Parmi les clients de l’avocat figurent des présidents de clubs et un membre influent du comité exécutif, qui réclament la restitution de cette somme vitale pour le développement du football camerounais. « Ce fonds est essentiel pour le football national, il pourrait aider dans plusieurs domaines, mais jusqu’à présent, la Fécafoot n’en a pas bénéficié », a insisté Nsahlai.
L’enquête devra aussi vérifier l’authenticité des documents et des paiements fournis par Soccer United Marketing (Sum), l’organisme américain qui aurait effectué ce versement à la Fécafoot.
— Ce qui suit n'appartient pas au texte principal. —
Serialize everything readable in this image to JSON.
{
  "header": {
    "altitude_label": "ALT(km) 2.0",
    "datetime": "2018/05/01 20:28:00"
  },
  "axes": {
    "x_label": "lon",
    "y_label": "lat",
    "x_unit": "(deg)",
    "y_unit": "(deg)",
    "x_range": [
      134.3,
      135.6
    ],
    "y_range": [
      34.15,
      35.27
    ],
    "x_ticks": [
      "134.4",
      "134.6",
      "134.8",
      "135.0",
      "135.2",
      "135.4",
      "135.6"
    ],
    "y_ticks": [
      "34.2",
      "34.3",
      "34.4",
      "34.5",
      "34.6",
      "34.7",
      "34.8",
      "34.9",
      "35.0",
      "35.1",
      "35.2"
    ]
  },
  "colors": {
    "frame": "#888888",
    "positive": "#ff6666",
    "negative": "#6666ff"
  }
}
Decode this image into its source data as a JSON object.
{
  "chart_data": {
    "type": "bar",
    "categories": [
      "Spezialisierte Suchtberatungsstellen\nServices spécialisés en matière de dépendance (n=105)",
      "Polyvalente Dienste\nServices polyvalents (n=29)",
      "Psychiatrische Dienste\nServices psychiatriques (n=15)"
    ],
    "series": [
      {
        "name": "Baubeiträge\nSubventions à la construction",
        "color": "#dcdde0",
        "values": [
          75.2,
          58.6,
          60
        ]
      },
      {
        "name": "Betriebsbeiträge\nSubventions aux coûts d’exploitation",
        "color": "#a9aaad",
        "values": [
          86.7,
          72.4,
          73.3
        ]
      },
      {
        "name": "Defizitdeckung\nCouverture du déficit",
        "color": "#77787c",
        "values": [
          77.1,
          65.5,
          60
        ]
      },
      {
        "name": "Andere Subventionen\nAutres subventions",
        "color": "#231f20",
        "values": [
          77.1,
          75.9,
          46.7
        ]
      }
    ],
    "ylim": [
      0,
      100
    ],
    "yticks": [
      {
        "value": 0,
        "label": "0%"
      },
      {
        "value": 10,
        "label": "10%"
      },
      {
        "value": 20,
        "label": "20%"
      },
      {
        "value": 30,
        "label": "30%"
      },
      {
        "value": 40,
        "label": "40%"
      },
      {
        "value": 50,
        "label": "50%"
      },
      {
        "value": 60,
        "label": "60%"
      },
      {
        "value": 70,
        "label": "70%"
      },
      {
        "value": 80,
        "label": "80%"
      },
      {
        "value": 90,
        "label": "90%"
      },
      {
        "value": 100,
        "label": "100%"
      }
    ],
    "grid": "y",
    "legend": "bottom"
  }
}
Déjà, l’avocat a annoncé que des démarches ont été engagées auprès des tribunaux fédéraux aux États-Unis, mais également auprès de la Fifa, de la Confédération africaine de football (Caf) et du Tribunal Arbitral du Sport (Tas).
Dans cette quête de transparence, Emmanuel Nsahlai insiste : « Nous ne cherchons qu’à voir clair dans cette affaire, pour le bien du football camerounais et de ses acteurs ». Cette affaire soulève une fois de plus la question de la gestion financière dans le football africain et rappelle l’importance d’une surveillance rigoureuse des flux financiers, surtout lorsqu’ils impliquent des organismes internationaux et des sommes conséquentes.